Parlement of Brittany

Particularly vocal in its resistance to the financial edicts of 1763 was the Parlement of Rennes, which had jurisdiction in the province of Brittany. A series of "remonstrances," issued by this court between 1763 and 1765, reveal the conflict between the parlementarians and the crown. At first, the magistrates merely protested the proposed new taxes, but when several of them were arrested for defying the King’s orders, the rest argued that they had a collective obligation to protest royal decrees that, in their view, violated the traditional "liberties" of the region. The Breton magistrates later voiced opposition to the crown’s efforts to remove them and in their place seat a new, more docile court. Particularly infuriating to the magistrates were the machinations of the regional governor, the Duke d’Aguillon, who came from a long–standing, aristocratic Breton family, who therefore saw as rivals the "robe" nobles of the parlement. D’Aguillon tried to discredit Louis René Caradeuc de La Chalotais, the public prosecutor loyal to the parlement, by accusing him of sending threatening letters to the King. Here we see an effort by the Breton Parlement to stand up for its rights.


11 August 1764

Sire,

The magistracy of your kingdom has been continuously resented by those who have undertaken to change the principles of government. At this moment, your parlement is undergoing cruel proof of this. Brittany has exemptions and immunities which have never been touched, consecrated by the most authentic titles. They form a law similar to the common law of the kingdom, which was peacefully enforced until recently.

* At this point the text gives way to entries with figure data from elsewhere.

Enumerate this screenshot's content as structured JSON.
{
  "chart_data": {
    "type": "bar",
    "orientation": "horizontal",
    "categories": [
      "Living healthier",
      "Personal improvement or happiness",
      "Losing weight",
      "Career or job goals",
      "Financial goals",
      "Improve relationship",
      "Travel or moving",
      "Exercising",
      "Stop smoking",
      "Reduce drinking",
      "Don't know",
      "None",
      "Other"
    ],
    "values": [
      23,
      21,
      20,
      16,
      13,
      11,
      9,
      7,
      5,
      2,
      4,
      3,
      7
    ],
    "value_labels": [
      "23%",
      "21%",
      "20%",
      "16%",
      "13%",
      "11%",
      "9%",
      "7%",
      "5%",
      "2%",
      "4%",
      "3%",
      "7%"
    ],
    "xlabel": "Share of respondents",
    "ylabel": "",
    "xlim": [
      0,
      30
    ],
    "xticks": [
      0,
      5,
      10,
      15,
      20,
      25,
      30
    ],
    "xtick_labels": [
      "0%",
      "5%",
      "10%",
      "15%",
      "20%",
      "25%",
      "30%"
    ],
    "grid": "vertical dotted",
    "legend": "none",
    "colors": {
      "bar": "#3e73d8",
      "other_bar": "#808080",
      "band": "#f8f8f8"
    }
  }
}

The administration of Saint Louis [IX], the decisions of the Estates-General at the beginning of the thirteenth century, and the rulings of 1355, 1560, and 1576, allow little doubt that under the common law of France the consent of the three orders in the assembly of the Estates-General is required to establish or prorogate taxes. . . .

Sire, your parlement, trustee of the laws of the kingdom and guardian of the province’s exemptions and freedoms, has not been able to simply watch them come under attack without calling for Your Majesty’s justice against this abuse of his authority.

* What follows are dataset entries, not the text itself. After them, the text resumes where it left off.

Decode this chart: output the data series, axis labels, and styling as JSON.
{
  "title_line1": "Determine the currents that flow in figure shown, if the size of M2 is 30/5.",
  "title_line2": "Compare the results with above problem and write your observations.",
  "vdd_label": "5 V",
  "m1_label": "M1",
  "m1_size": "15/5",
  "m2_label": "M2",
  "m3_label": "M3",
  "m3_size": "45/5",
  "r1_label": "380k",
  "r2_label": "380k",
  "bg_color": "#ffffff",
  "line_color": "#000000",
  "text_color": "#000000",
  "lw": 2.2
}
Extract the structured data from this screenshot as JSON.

Bound by oath to this precious duty, it can not maintain a guilty silence when the law is being broken. In a monarchical state, it is the preservation of the law which guarantees the security of the monarch and his subjects. This form of government, more perfect than all others, assures that a prince like Your Majesty who wishes to reign in accordance with the laws, will receive the obedience and love of his subjects. Quite unlike despots who recognize no other law than that of their own will, Your Majesty has nothing to fear from these resolutions inspired by tyranny. His will is always in harmony with the law that his people have voluntarily received, consequently the people’s will shall always reflect that of his majesty. . . .

We cannot keep it from you Sire. For a long time now, there has been those working to subjugate a free province of your fortunate realm. The constitution is being undermined and overturned. Everywhere limitations are being placed on the exemptions and freedoms which you yourself enlist us to preserve. The mayors and city representatives to the estates, elected from time immemorial by free vote in the community, can now only be elected with the approval of your commissioners. These commissioners must now also approve the choice, previously made freely by the province, of the men entrusted to distribute and collect the subscribed taxes. Finally, by a surprising order of your council on 12 October 1762, the estates were crushed by destroying their essential and original institution.

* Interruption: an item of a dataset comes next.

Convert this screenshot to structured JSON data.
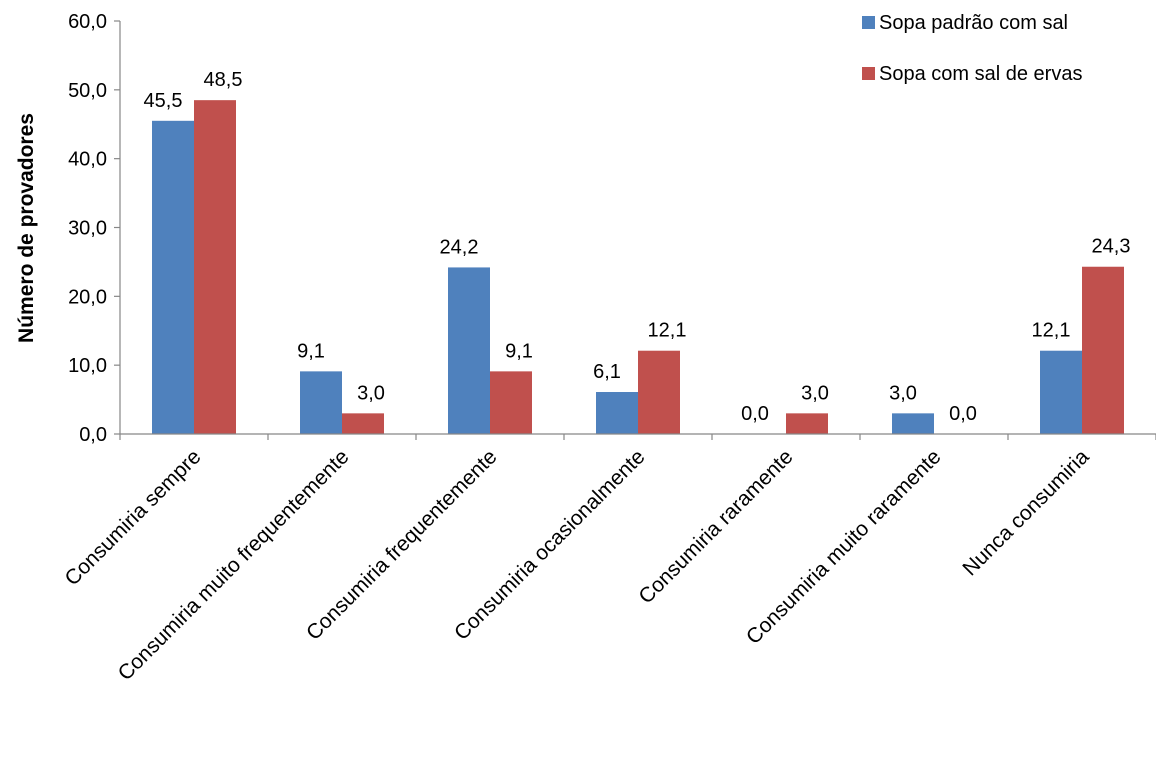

A decision which, though couched in no legal form, discounts all titles and customs, rulings and constitutions, common law and national law. A decision which, without any exemptive clause, contradicts and abrogates the oldest and wisest laws, and cannot but be regarded as having been falsely defended to Your Majesty. Sire, in general such is the administration whose members had the temerity to assure you that the province was satisfied.